Filer TypeFiscal Year EndQ1 DeadlineQ2 DeadlineQ3 DeadlineQ4/Annual Deadline
Large Hedge Fund Adviser (Quarterly) Dec 31 May 30 Aug 29 Nov 29 Feb 28/29
Small Hedge Fund Adviser (Annual) Dec 31 - - - Apr 30
Large Liquidity Fund Adviser Dec 31 Apr 15 Jul 15 Oct 15 Jan 15
Large Private Equity Adviser Dec 31 - - - Apr 30

💡 Event Reports: 72 Hours from Occurrence

Event reporting deadlines are measured from when the triggering event occurs or threshold is met, not from quarter-end. I maintain real-time monitoring to detect events immediately.
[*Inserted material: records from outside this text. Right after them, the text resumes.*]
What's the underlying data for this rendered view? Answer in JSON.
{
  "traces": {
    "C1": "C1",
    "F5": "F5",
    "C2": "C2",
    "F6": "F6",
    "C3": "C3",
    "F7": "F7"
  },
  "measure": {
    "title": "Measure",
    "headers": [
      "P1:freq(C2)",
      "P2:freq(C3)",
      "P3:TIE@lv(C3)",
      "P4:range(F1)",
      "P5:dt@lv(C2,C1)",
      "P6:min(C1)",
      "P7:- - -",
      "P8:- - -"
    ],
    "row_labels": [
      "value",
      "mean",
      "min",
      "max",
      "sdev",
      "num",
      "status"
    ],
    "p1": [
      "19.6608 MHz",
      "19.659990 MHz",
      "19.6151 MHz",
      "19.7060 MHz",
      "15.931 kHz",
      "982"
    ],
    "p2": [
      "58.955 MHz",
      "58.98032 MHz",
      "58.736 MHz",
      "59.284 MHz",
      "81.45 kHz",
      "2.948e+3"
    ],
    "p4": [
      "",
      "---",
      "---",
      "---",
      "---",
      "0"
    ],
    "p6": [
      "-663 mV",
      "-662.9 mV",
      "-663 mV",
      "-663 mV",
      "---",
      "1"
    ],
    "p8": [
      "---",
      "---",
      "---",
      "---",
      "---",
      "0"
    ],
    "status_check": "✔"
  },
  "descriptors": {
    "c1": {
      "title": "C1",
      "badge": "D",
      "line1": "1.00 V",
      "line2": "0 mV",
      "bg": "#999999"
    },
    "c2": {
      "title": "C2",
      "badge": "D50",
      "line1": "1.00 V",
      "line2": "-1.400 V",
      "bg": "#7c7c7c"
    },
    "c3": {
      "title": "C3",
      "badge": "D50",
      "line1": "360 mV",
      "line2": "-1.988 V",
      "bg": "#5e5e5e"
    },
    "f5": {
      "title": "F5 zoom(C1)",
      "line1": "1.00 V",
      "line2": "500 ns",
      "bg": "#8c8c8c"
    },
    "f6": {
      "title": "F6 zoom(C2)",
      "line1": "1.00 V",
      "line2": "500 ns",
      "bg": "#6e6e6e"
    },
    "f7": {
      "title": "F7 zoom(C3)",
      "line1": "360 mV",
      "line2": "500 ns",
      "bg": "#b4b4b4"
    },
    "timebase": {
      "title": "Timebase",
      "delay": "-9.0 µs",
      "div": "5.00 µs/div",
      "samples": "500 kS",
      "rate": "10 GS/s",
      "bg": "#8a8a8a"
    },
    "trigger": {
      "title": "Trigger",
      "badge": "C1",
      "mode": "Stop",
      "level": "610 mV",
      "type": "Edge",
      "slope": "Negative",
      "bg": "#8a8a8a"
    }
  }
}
Implementation Best Practices

To maintain Form PF compliance, I implement these ongoing practices:

What I Would Ask You For Before a Form PF Readiness Review

To plan against the October 1, 2026 compliance date, please be ready to share:

  • Most recent Form PF filing (current version of the form)
  • Most recent Form ADV Part 1A, Item 5 (RAUM, private fund AUM, client counts)
  • Fund structure chart: master and feeder vehicles, parallel funds, parallel managed accounts, blocker corps
  • List of parallel managed accounts with gross asset value, identifying which are dependent parallel managed accounts
  • RAUM calculation worksheet for the most recent quarter
  • Strategy classification used in Section 1 for each hedge fund
  • Any prior 72-hour event report filings under the 2023 amendments
  • Internal compliance calendar showing how Form PF tasks are sequenced today

What I Would Look For in a Form PF Readiness Review

  • Whether the current aggregation chart correctly captures master-feeder, parallel-fund, and dependent parallel managed account structures, and whether any of those would push the manager over the $1.5B large hedge fund or $2B large private equity threshold once the joint 2024 amendments are operational
  • Whether RAUM is being calculated on Form ADV Part 1A, Item 5 methodology consistently across Form ADV and Form PF
  • Whether the 2023 event reporting program is actually wired into operations: NAV monitoring, margin events, redemption events, and operations events with 72-hour escalation paths
  • Whether the strategy classification used in Section 1 is defensible given the actual portfolio composition
  • Whether the manager is ready for separate component-fund reporting under the joint 2024 amendments, including the data fields that did not previously exist in Form PF
  • Whether the CCO and CFO have a written allocation of Form PF tasks and a documented dry-run cadence
  • Whether parallel managed accounts that look "separately managed" are actually dependent parallel managed accounts requiring aggregation
  • Whether SEC staff's pending reconsideration of Form PF thresholds is likely to affect the filing posture before October 1, 2026 (watch the rulemaking docket; do not assume the thresholds will move)
Disclaimer: This guide provides general information about Form PF reporting requirements for investment advisers managing private funds. Form PF reporting obligations are complex and fact-specific. I consult with experienced securities counsel and compliance consultants to ensure accurate and timely Form PF filings.